The data processing circuit 13 performs data smoothing processing as necessary and sends the data to the subsequent interlace circuit 8, and also sets and resets the pen flag 20. When accurate coordinate data is thus output, the main flag 22 is set, and the sequence control circuit 19 returns the operation to the next data collection processing routine.

Therefore, if accurate coordinate data of the pen-down state had been output immediately before, the main flag 22 has been set as described above, and the routine immediately moves to the second data collection routine. That is, in this case, as soon as new coordinate data is set in the X0, Y0 registers 11, 12, the inter-coordinate distance determining circuit 17 will operate. As a result, when the pen continues to move stably, the distance from the previous effective coordinate is always used for judgment, so only one sampling is required, and the conversion speed does not decrease.

On the other hand, even if the second data collection routine is started immediately, the transient flag 23 may be set because the contact of the resistor sheet 1 is unstable at that point. In such a case, the sequence control circuit 19 detects that the transient flag is set at a certain appropriate timing, clears the main flag, and controls the control sequence by treating subsequent data collection as the first data collection. I'm starting to do that. By doing this, for example, if the pen is moved faster than the allowable speed under some conditions, the sampled coordinate point will become invalid because it has moved beyond the set value from the coordinate point previously sent as valid. However, as soon as the pen speed returns to within the allowable range, it becomes possible to output effective coordinates again.

(Effects of the Invention) As described in detail above, according to the present invention, even when pen input is performed with light pressure, it is possible to always output only accurate and stable coordinates. Also, even if the pen is temporarily moved beyond the allowable speed and sampled coordinates are not output as invalid, valid coordinates will be output again immediately when the speed returns to within the allowable range. This makes it possible to improve operability.

[Brief explanation of the drawing]

FIG. 1 is a block diagram of a conventional embodiment, FIG. 2 is a rough block diagram of an embodiment according to the present invention, FIG. 3 is a detailed block diagram for explaining the operation, and FIGS. The figure shows the voltage waveform observed in the circuit.
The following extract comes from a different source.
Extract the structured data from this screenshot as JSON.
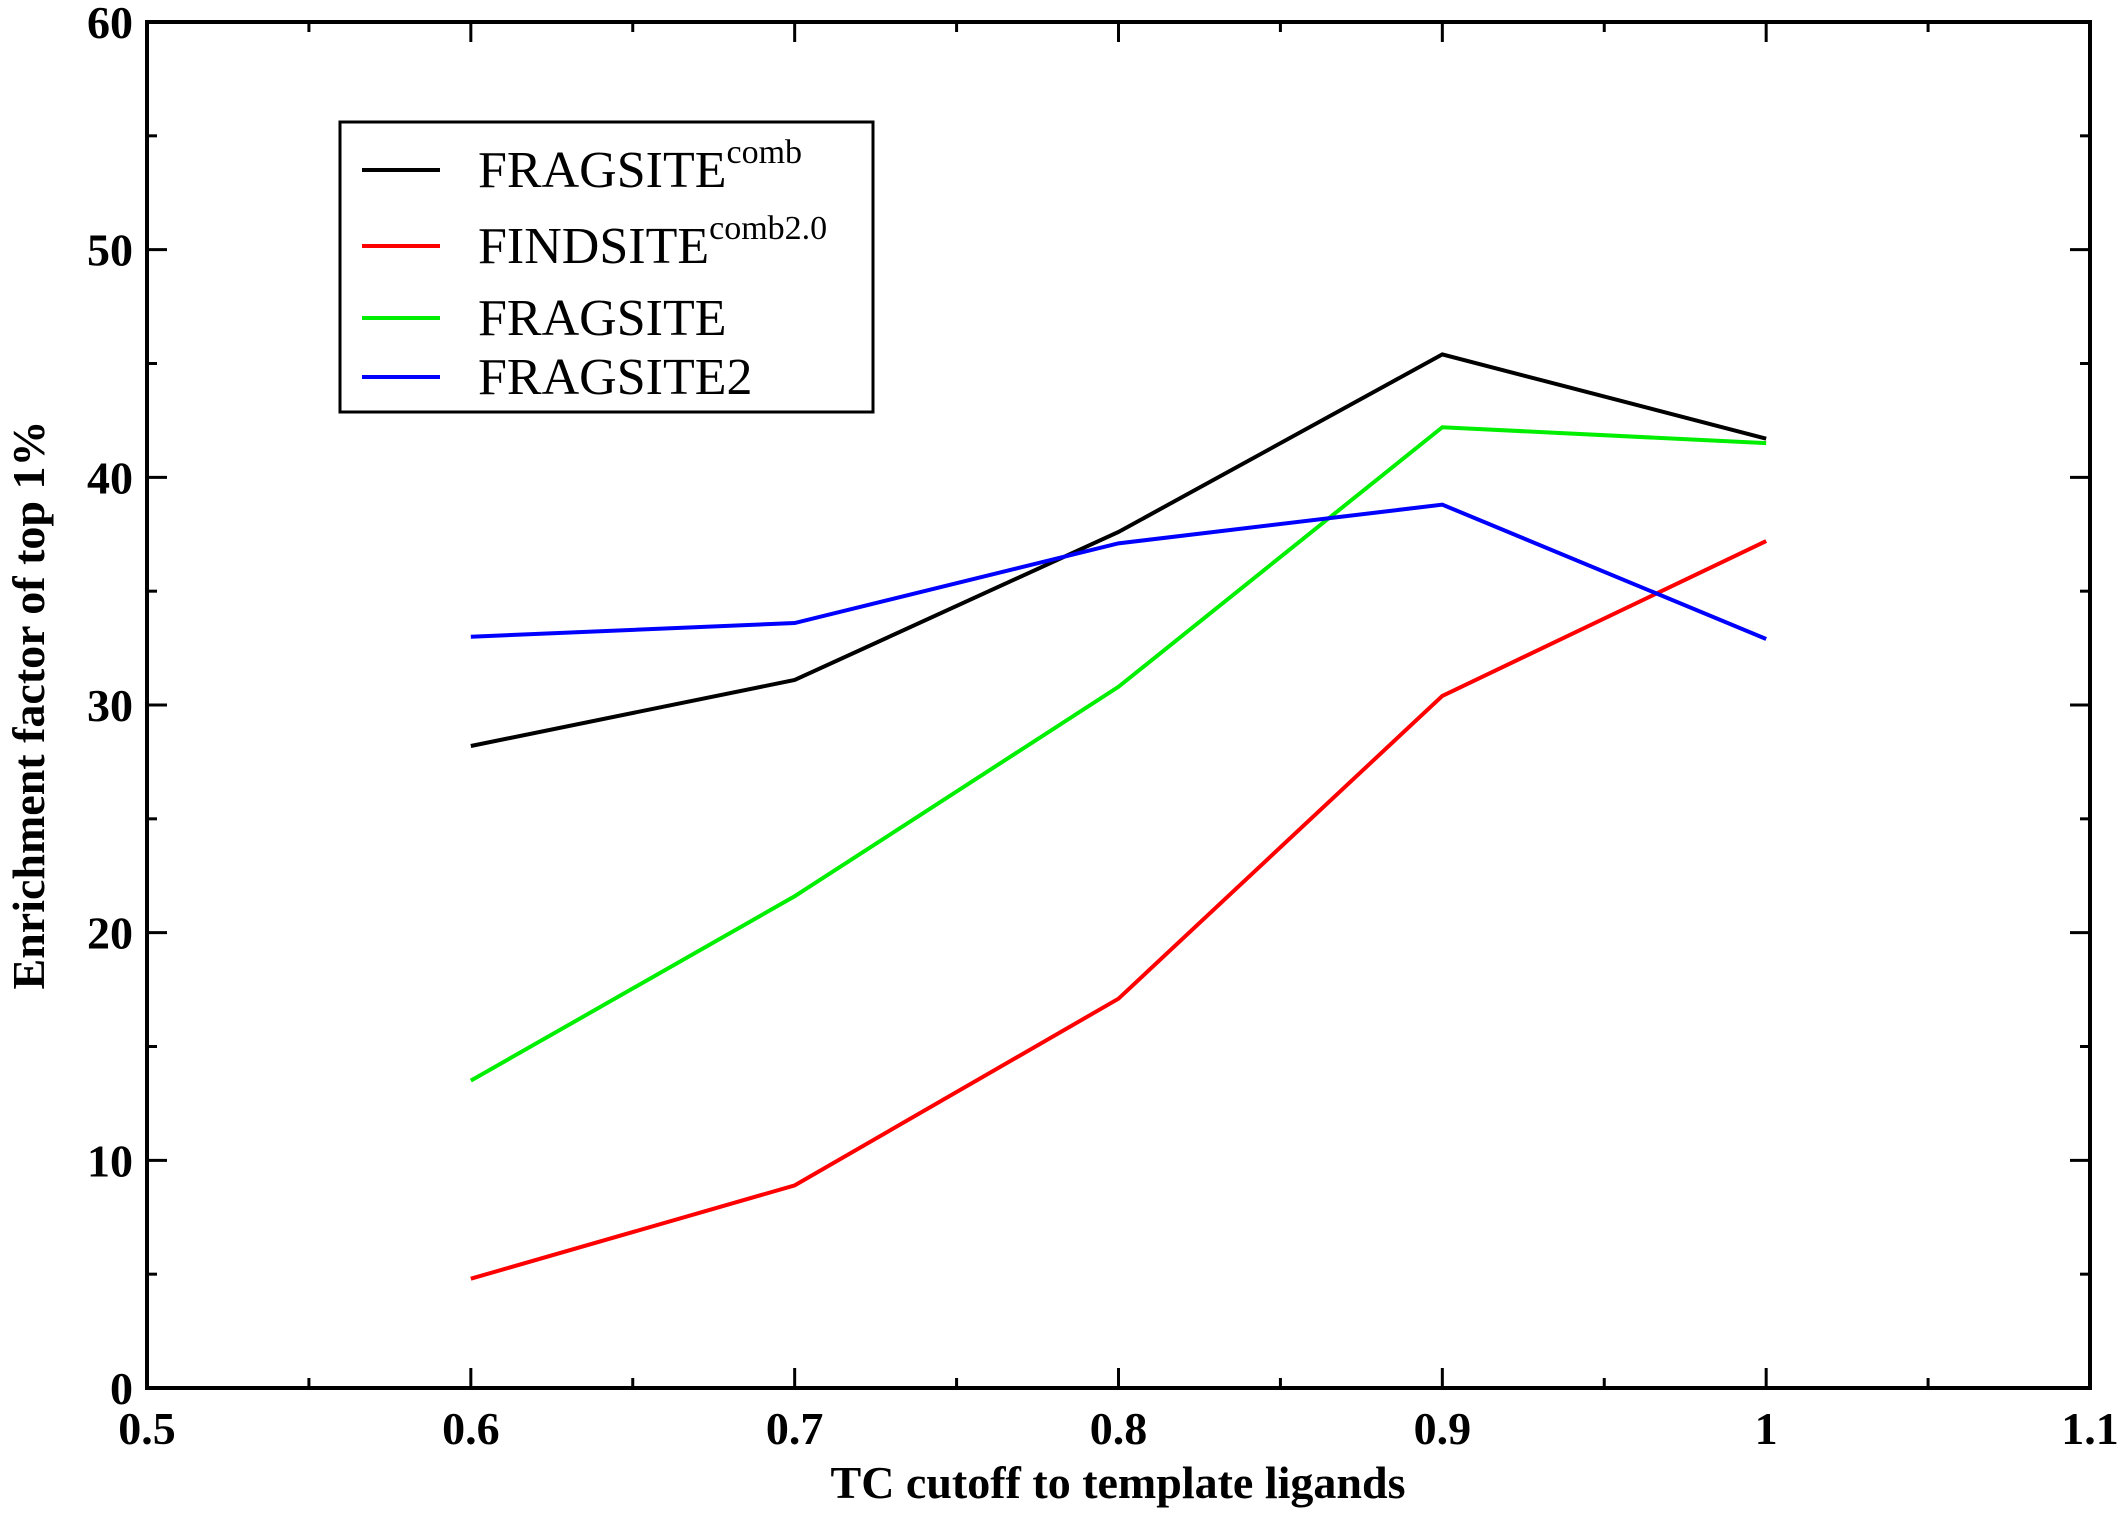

In the figure, 3 is an analog switch, 5 is an AD converter, 7 is a main arithmetic and control device, 19 is a sequence control device, and 17 is an inter-coordinate distance determination circuit.

Claims (1)

[Claims] 1. Coordinate input means that outputs voltage values corresponding to the X and Y coordinates of the pressing point on the resistor sheet,
a switching means for alternately outputting voltage values corresponding to the X and Y coordinates of the coordinate input means; and a storage means for storing data obtained by sampling a plurality of voltage values corresponding to the X and Y coordinates. , a comparison means for determining whether the deviation of at least two of the sampled data is within a predetermined allowable fluctuation range;
control means for sampling each voltage value of the Y coordinate a plurality of times and newly importing it into the storage means; The comparing means determines whether the deviation between the two pieces of data is within a predetermined permissible fluctuation range, and only when the latest data and the previous data are both within the permissible range, the most recently imported data is determined. The cumulative value of the X and Y coordinates of the previously captured data is compared for each X and Y coordinate by a discrimination means,
An input device characterized in that the latest data is output only when the determination by the determination means is within a predetermined allowable fluctuation range.